C’est cette vitalité structurelle que la mise en scène va chercher à restituer pour faire entendre les voix des années de plomb, sous forme de pièce poétique, musicale et visuelle, s’apparentant à un oratorio politique, qui hormis la musique, puise uniquement dans l’univers de Balestrini et célèbre la nécessité du verbe.


RAPPEL HISTORIQUE


En Italie, sur fond de guerre de Vietnam, la révolte étudiante, initiée en 1967, due à la massification scolaire et à la hausse des effectifs, fit la jonction avec la contestation ouvrière. « L’Automne chaud » des usines en 1969 suscita plus de 8000 inculpations. Les modes ordinaires d’action militante contre l’exploitation furent délaissés au profit de formes de lutte illégales : occupations d’usine, séquestrations de cadres, sabotages. Premier d’une longue série de « massacres d’État » en réponse aux troubles sociaux, l’attentat de la Piazza Fontana à Milan en décembre 1969, agit comme un révélateur pour de nombreux militants. Certains groupes, comme Lutta Continua ou Potere Operaio, issus de l’opéraïsme, choisirent la résistance légale, d’autres, comme les Groupes d’action Partisanes fondés par l’éditeur Giacomo Feltrinelli, puis les Brigade Rosse, la lutte armée. La radicalité des luttes ouvrières persista jusqu’en 1973. Suite à un nouveau projet de réforme universitaire, la rébellion étudiante reprit en 1977 avec le mouvement autonome. Les Brigades Rouges virent le jour en 1970. Hormis des opérations d’exaction et des incendies, elles trouvèrent leur mode opératoire avec la « mise au pilori », en enlevant, séquestrant, blessant (« jambisation ») et assassinant des hommes de pouvoir. Après 1973, les groupes d’extrême gauche durent changer de stratégie et rompre avec le Parti Communiste Italien (PCI) qui avait abandonné l’idée d’un coup d’État pour se rapprocher du parti de la Démocratie Chrétienne (DC). En 1978, alors que la DC et le PCI s’apprêtaient à former un gouvernement de «compromis historique», les Brigades Rouges kidnappent Aldo Moro, président de la DC. Sa mort, au bout de 55 jours de réclusion et de négociations vaines, consacra la fin d’une bataille.


BLACKOUT


Membre de Potere operaio et d’Autonomia operaia, Balestrini, comme une soixantaine d’intellectuels et d’ouvriers, est accusé en 1979 par le juge Calogero d’avoir organisé un vaste mouvement au sein des universités et des usines poussant à « l’insurrection armée contre l’Etat » et d’avoir participé à l’assassinat du président de la Démocratie chrétienne, Aldo Moro. Le mouvement autonome est suspecté d’être le « cerveau » des Brigades Rouges. Balestrini échappe à l’arrestation en traversant le Mont Blanc à ski et se réfugie en France, où il vit pendant 7 ans, protégé par la « Doctrine Mitterrand » avant d’être totalement acquitté et de retourner dans son pays.
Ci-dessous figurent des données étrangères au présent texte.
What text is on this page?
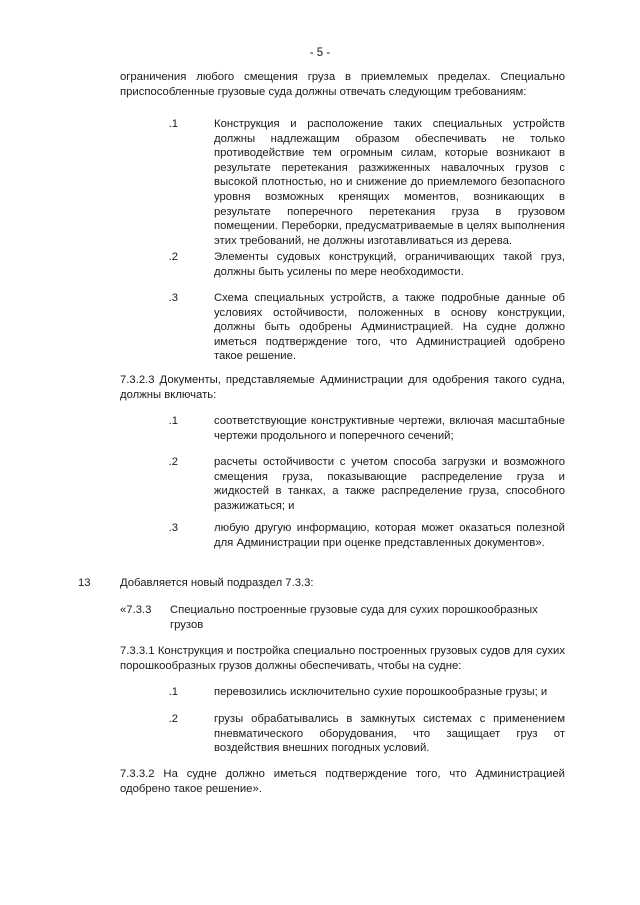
- 5 -
ограничения любого смещения груза в приемлемых пределах. Специально приспособленные грузовые суда должны отвечать следующим требованиям:
.1	Конструкция и расположение таких специальных устройств должны надлежащим образом обеспечивать не только противодействие тем огромным силам, которые возникают в результате перетекания разжиженных навалочных грузов с высокой плотностью, но и снижение до приемлемого безопасного уровня возможных кренящих моментов, возникающих в результате поперечного перетекания груза в грузовом помещении. Переборки, предусматриваемые в целях выполнения этих требований, не должны изготавливаться из дерева.
.2	Элементы судовых конструкций, ограничивающих такой груз, должны быть усилены по мере необходимости.
.3	Схема специальных устройств, а также подробные данные об условиях остойчивости, положенных в основу конструкции, должны быть одобрены Администрацией. На судне должно иметься подтверждение того, что Администрацией одобрено такое решение.
7.3.2.3 Документы, представляемые Администрации для одобрения такого судна, должны включать:
.1	соответствующие конструктивные чертежи, включая масштабные чертежи продольного и поперечного сечений;
.2	расчеты остойчивости с учетом способа загрузки и возможного смещения груза, показывающие распределение груза и жидкостей в танках, а также распределение груза, способного разжижаться; и
.3	любую другую информацию, которая может оказаться полезной для Администрации при оценке представленных документов».
13	Добавляется новый подраздел 7.3.3:
«7.3.3 Специально построенные грузовые суда для сухих порошкообразных грузов
7.3.3.1 Конструкция и постройка специально построенных грузовых судов для сухих порошкообразных грузов должны обеспечивать, чтобы на судне:
.1	перевозились исключительно сухие порошкообразные грузы; и
.2	грузы обрабатывались в замкнутых системах с применением пневматического оборудования, что защищает груз от воздействия внешних погодных условий.
7.3.3.2 На судне должно иметься подтверждение того, что Администрацией одобрено такое решение».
Balestrini a souhaité témoigner de ces années de contestation, portés par des mouvements nés en 1968 et criminalisés par le pouvoir, dans un vaste poème épique structuré en 4 parties, tel un ultime cri de rébellion et d’espoir :



I – a loss of memory of an even or fact (la perte de mémoire d’un évènement ou d’un fait)


TRANSFORMATION


II – the extinguishing of ail stage lights to end a play or scene (l’extinction des lumières défaillantes pour clore une pièce ou une scène)



INSTIGATION



III – suppression censorship concealment etc. (suppression, censure, dissimulation, etc.)



PERSÉCUTION


IV- a momentary laps of consciousness or vision (un instant momentané de conscience ou de vision)



INHIBITION


L’auteur y décline 20 évènements qui sont autant de sources différentes, textuelles ou photographiques, en 49 mouvements selon un schéma combinatoire très rigoureux, pour reconstituer la complexité de l’époque et la multiplicité de ses voix.


LA VIOLENCE ILLUSTRÉE


Ce roman, en vers libres, comme son titre l’indique, est une sorte de traité sur la violence, contenue dans chaque individu et dans la société, sous toutes ses formes : politique, économique, sociale, urbaine, familiale, physique, existentielle… Il décline 10 épisodes qui donnent à entendre des consciences, des idéologies et des langages différents : « Déposition », « Description », « Déduction », « Dissertation », « Divagation », « Déportation », « Déclaration », « Documentation », « Direction », « Démonstration ».
L’illustration de la violence vécue au quotidien dans ces années de crise passe en premier lieu par une violence faite à la langue dans son agencement et son apparente déstructuration. En guise de préface, sans sa « Lettre à mon ignare et pacifique lecteur », l’auteur suggère : « ... si par hasard un jour, il t’arrive de ressentir une soudaine et irrésistible impulsion à tout casser, ne serait-ce que pour une fois seulement ne pas te retenir, laisse sortir les tonnes de violence inexprimées qu’au long de tant d’années tu as avalées et envoyées à ton pilon intérieur. »


MUSIQUE / ONDES MARTENOT


Les ondes Martenot sont un instrument électronique inventé par Maurice Martenot en 1928. Le premier modèle était actionné « à distance » à l’aide d’un câble et d’un jeu de poulies. Il faut attendre plusieurs années pour qu’il soit doté d’un clavier. Ce clavier, flottant, permet des variations microtonales, il est complété d’un dispositif formé d’une bague actionnant un ruban qui, en se déplaçant au-dessus du clavier, permet un jeu en glissando. Il offre une grande variété de timbres par l’adjonction de diffuseurs (haut-parleurs spéciaux, munis de ressorts réverbérants ou de cordes sympathiques). L’instrument a été perfectionné par son inventeur jusqu’à sa mort en 1982 et a suscité un vaste répertoire (Darius Milhaud, Olivier Messiaen). Les ondes Martenot font l’objet d’un enseignement officiel au conservatoire de Paris depuis plusieurs décennies.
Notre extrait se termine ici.